Wat gebeurt er met de baarmoeder tijdens de vroege zwangerschap?
De baarmoeder tijdens de vroege zwangerschap ondergaat snelle veranderingen. Veranderingen omvatten groei en verhoogde bloedstroom om het groeiende embryo te ondersteunen. Deze veranderingen zijn verantwoordelijk voor enkele van de meest voorkomende symptomen van vroege zwangerschap.

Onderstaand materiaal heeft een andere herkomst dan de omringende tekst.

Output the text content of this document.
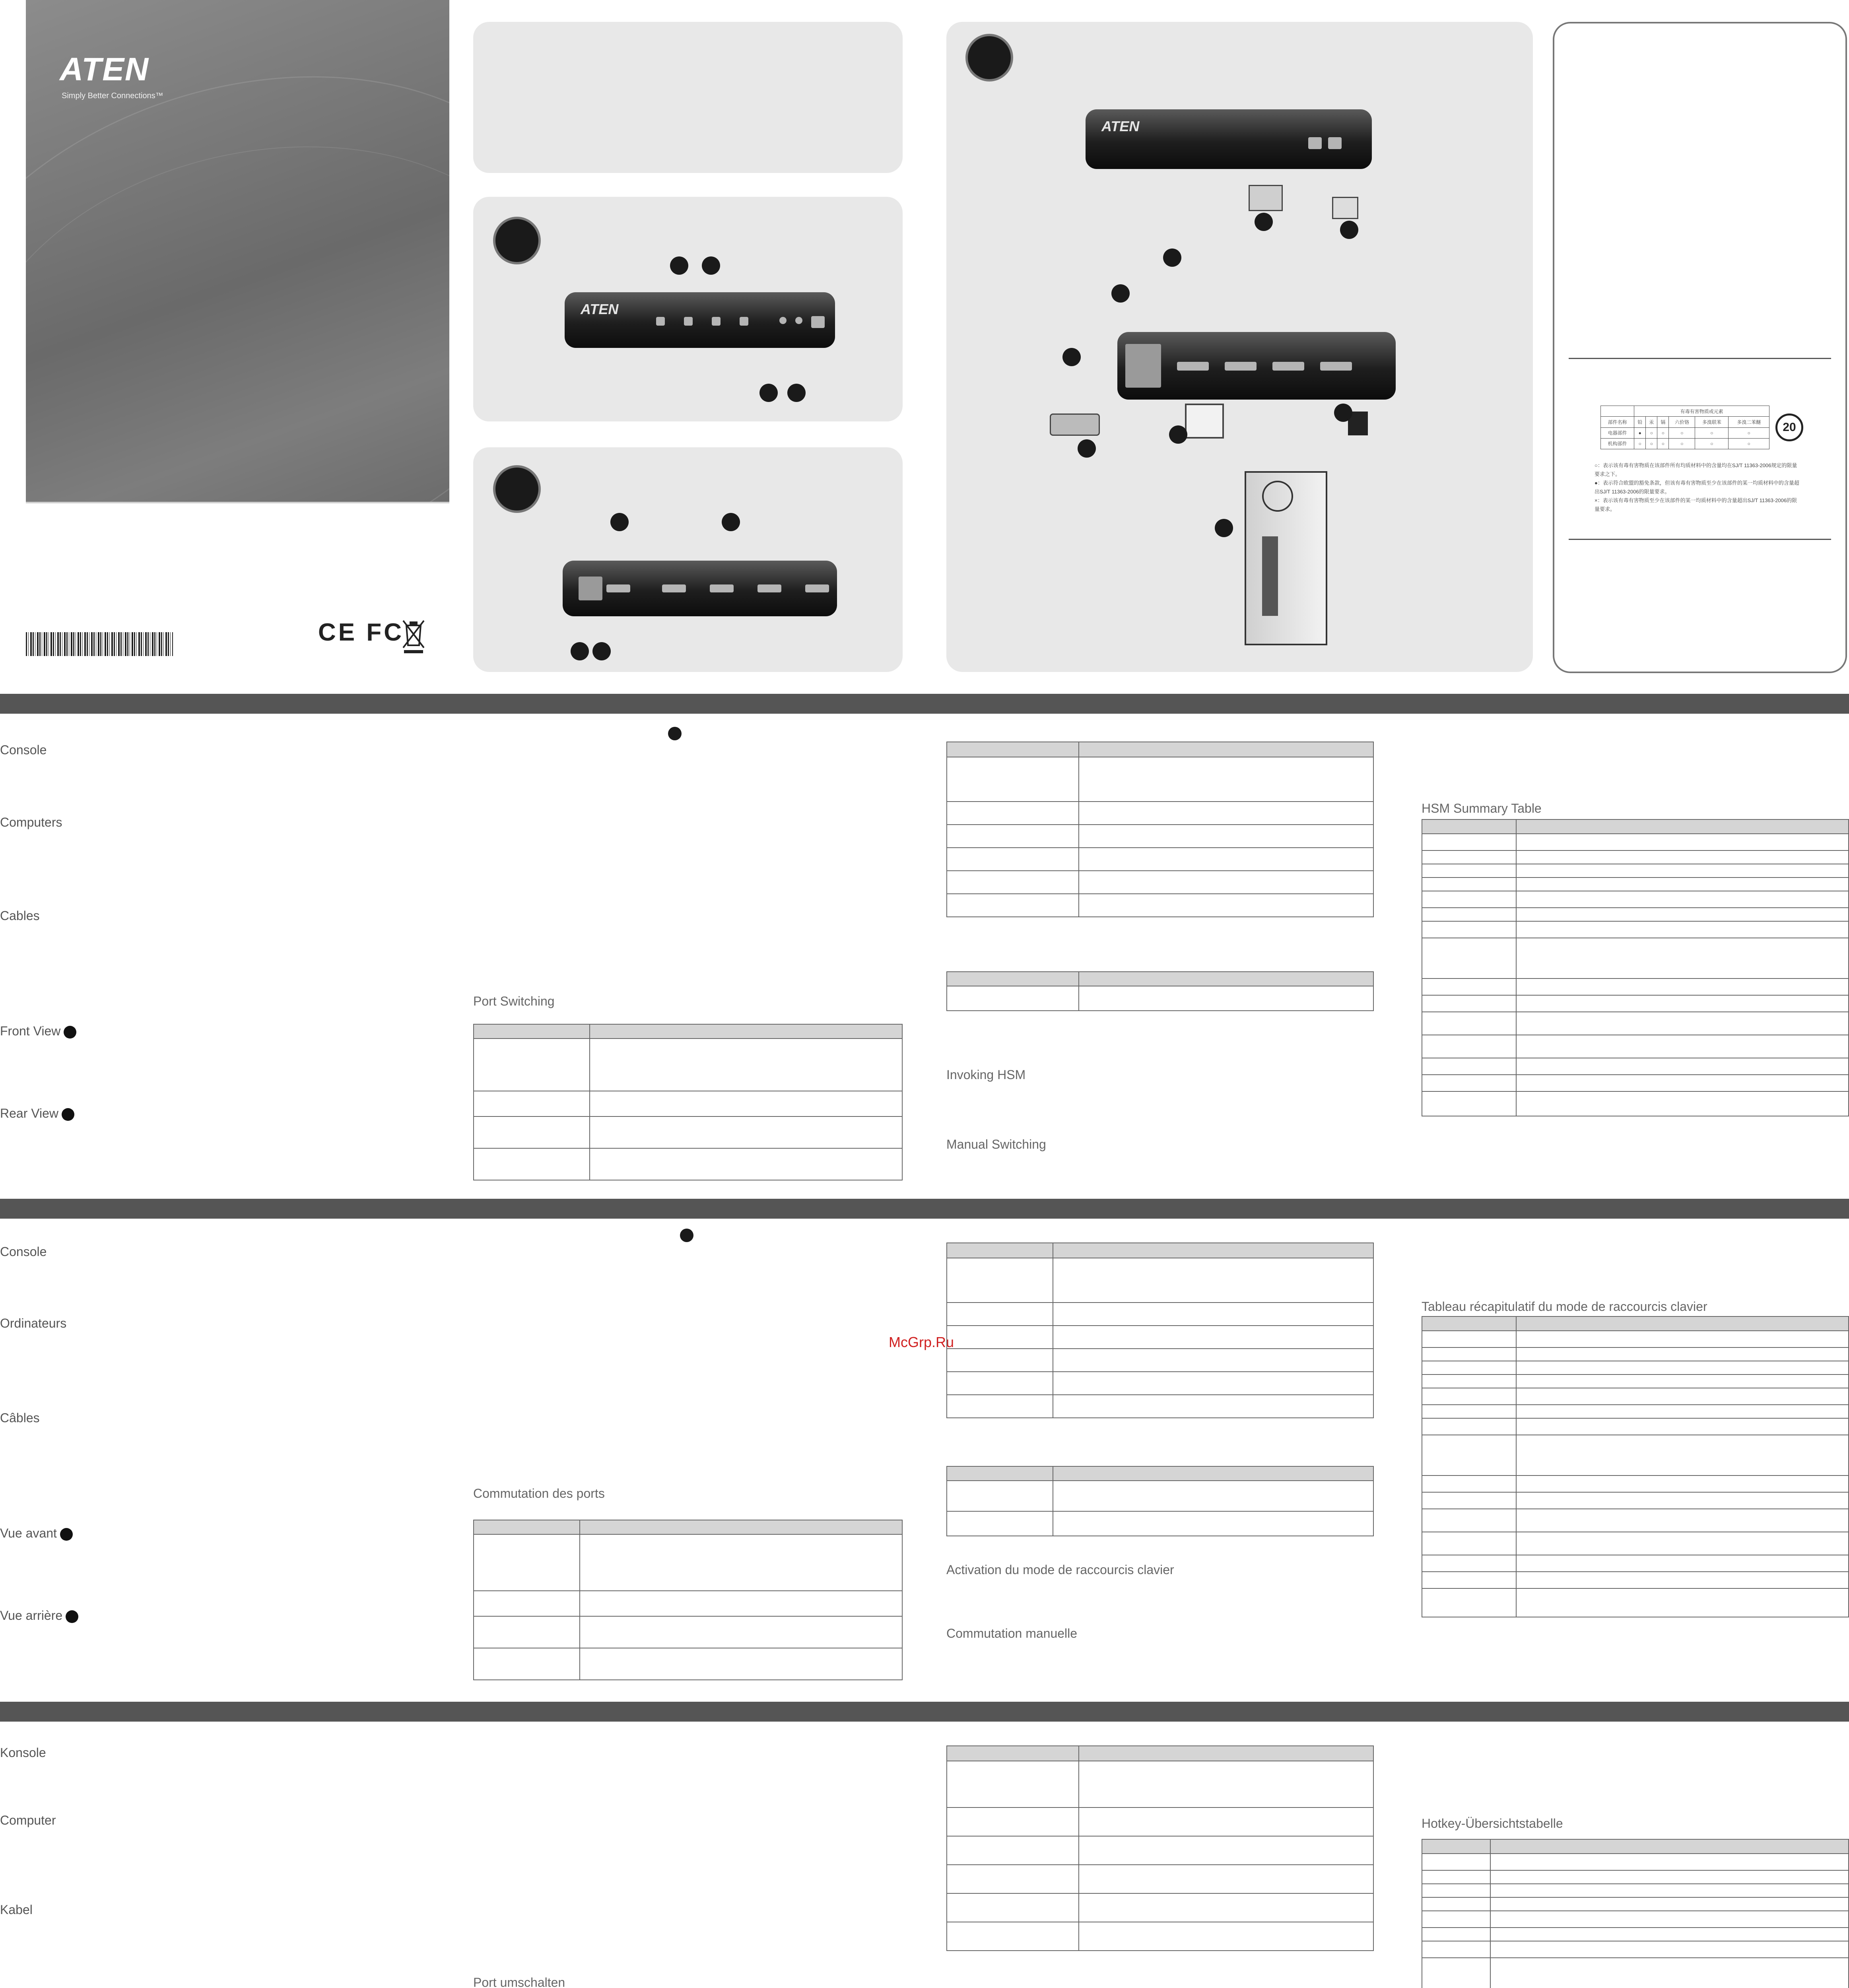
ATEN
Simply Better Connections™
CE FC
ATEN
ATEN
	有毒有害物质或元素					
部件名称	铅	汞	镉	六价铬	多溴联苯	多溴二苯醚
电器部件	●	○	○	○	○	○
机构部件	○	○	○	○	○	○
20
○：表示该有毒有害物质在该部件所有均质材料中的含量均在SJ/T 11363-2006规定的限量要求之下。
●：表示符合欧盟的豁免条款，但该有毒有害物质至少在该部件的某一均质材料中的含量超出SJ/T 11363-2006的限量要求。
×：表示该有毒有害物质至少在该部件的某一均质材料中的含量超出SJ/T 11363-2006的限量要求。
Console
Computers
Cables
Front View
Rear View
Port Switching

Invoking HSM
Manual Switching
HSM Summary Table

Console
Ordinateurs
Câbles
Vue avant
Vue arrière
Commutation des ports

McGrp.Ru

Activation du mode de raccourcis clavier
Commutation manuelle
Tableau récapitulatif du mode de raccourcis clavier

Konsole
Computer
Kabel
Port umschalten

Hotkey-Übersichtstabelle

Bij vrouwen die niet zwanger zijn en nooit zwanger zijn geweest, is de baarmoeder ongeveer de grootte van een kleine peer. De baarmoeder is iets groter bij vrouwen die in het verleden zwanger zijn geweest of momenteel zwanger zijn. Het past in het bekken en wordt beschermd door het schaambeen. Tegen het einde van de zwangerschap zal het zijn toegenomen tot ongeveer 1000 keer de gebruikelijke grootte. De baarmoeder is gemaakt van glad spierweefsel bekleed met klieren.
Een verandering in de baarmoeder tijdens de vroege zwangerschap is de grootte. Al in de derde week van de zwangerschap, of een zwangerschap, begint de baarmoeder te groeien. Deze groei oefent druk uit op de blaas en veroorzaakt vaker urineren. Baarmoedergroei kan ook kramp veroorzaken, vergelijkbaar met die tijdens een menstruatie. Ernstige krampen, vooral als ze gepaard gaan met rugpijn en steeds zwaardere bloedingen, kunnen wijzen op een miskraam.

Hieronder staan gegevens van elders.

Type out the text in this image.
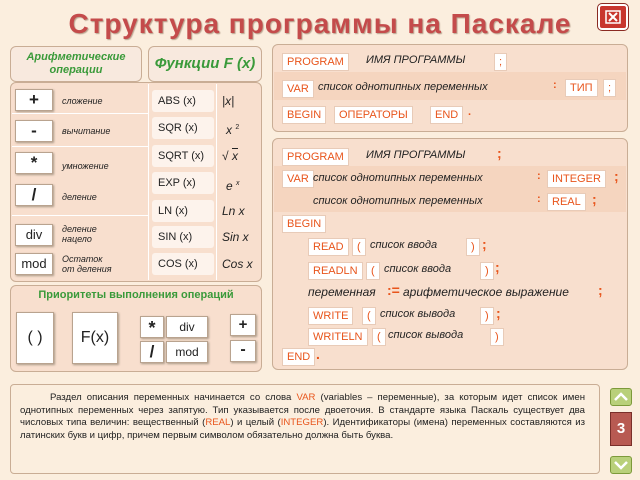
Структура программы на Паскале
Арифметические операции	Функции F (x)
+	сложение
-	вычитание
*	умножение
/	деление
div	деление
нацело
mod	Остаток
от деления
ABS (x)	|x|
SQR (x)	x $^2$
SQRT (x)	√ x
EXP (x)	e $^x$
LN (x)	Ln x
SIN (x)	Sin x
COS (x)	Cos x
Приоритеты выполнения операций
( )	F(x)	*	div
/	mod
+
-
PROGRAM	ИМЯ ПРОГРАММЫ	;
VAR список однотипных переменных	:	ТИП	;
BEGIN	ОПЕРАТОРЫ	END .
PROGRAM	ИМЯ ПРОГРАММЫ ;
VAR список однотипных переменных	:	INTEGER ;
список однотипных переменных	:	REAL ;
BEGIN
READ	( список ввода	) ;
READLN	( список ввода	) ;
переменная := арифметическое выражение ;
WRITE	( список вывода	) ;
WRITELN	( список вывода	)
END .
Раздел описания переменных начинается со слова VAR (variables – переменные), за которым идет список имен однотипных переменных через запятую. Тип указывается после двоеточия. В стандарте языка Паскаль существует два числовых типа величин: вещественный (REAL) и целый (INTEGER). Идентификаторы (имена) переменных составляются из латинских букв и цифр, причем первым символом обязательно должна быть буква.	3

De baarmoeder tijdens de vroege zwangerschap krijgt meer bloedvaten. Hierdoor kan voeding worden doorgegeven aan de baby en aan de placenta. De bloedstroom in de bestaande bloedvaten neemt ook toe. Het elastische weefsel in de baarmoederwanden neemt ook toe.
Spiervezels waaruit de baarmoeder bestaat, verzachten door de werking van de hormonen estradiol en progesteron. Deze verandering van de baarmoeder tijdens de vroege zwangerschap zorgt voor toekomstige groei. Het zorgt ook voor de grotere samentrekkende kracht die later nodig is om de foetus te verdrijven.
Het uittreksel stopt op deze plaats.